10 Want Demas heeft mij verlaten, hebbende de tegenwoordige wereld liefgekregen, en is naar Thessalonica gereisd; Krescens naar Galatie, Titus naar Dalmatie.
11 Lukas is alleen met mij. Neem Markus mede, en breng hem met u; want hij is mij zeer nut tot den dienst.
12 Maar Tychikus heb ik naar Efeze gezonden.
13 Breng den reismantel mede, dien ik te Troas bij Karpus gelaten heb, als gij komt, en de boeken, inzonderheid de perkamenten.
14 Alexander, de kopersmid, heeft mij veel kwaads betoond; de Heere vergelde hem naar zijn werken.
15 Van welken wacht gij u ook, want hij heeft onze woorden zeer tegengestaan.
16 In mijn eerste verantwoording is niemand bij mij geweest, maar zij hebben mij allen verlaten. Het worde hun niet toegerekend.
17 Maar de Heere heeft mij bijgestaan, en heeft mij bekrachtigd; opdat men door mij ten volle zou verzekerd zijn van de prediking, en alle heidenen dezelve zouden horen. En ik ben uit de muil des leeuws verlost.
18 En de Heere zal mij verlossen van alle boos werk, en bewaren tot Zijn hemels Koninkrijk; Denwelken zij de heerlijkheid in alle eeuwigheid.

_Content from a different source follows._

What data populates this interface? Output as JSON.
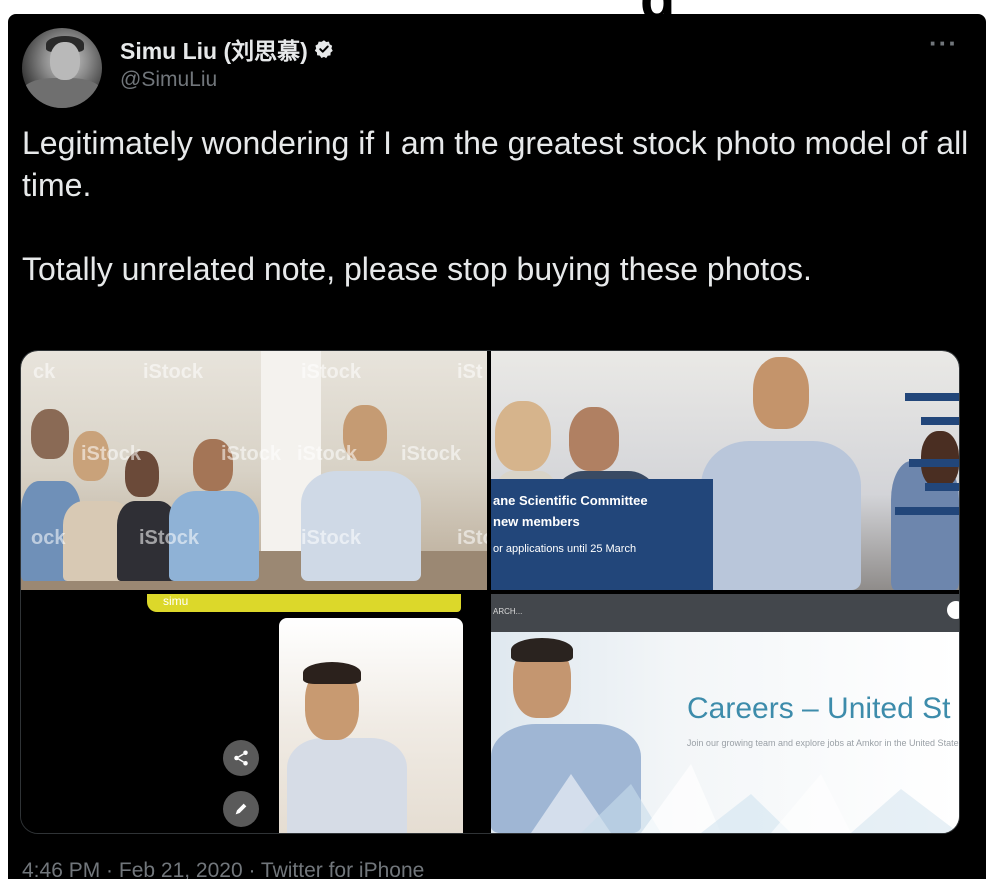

Amen.
19 Groet Priska en Aquila, en het huis van Onesiforus.
20 Erastus is te Korinthe gebleven; en Trofimus heb ik te Milete krank gelaten.
21 Benaarstig u, om voor den winter te komen. U groet Eubulus, en Pudens, en Linus, en Klaudia, en al de broeders.
22 De Heere Jezus Christus zij met uw geest. De genade zij met ulieden. Amen.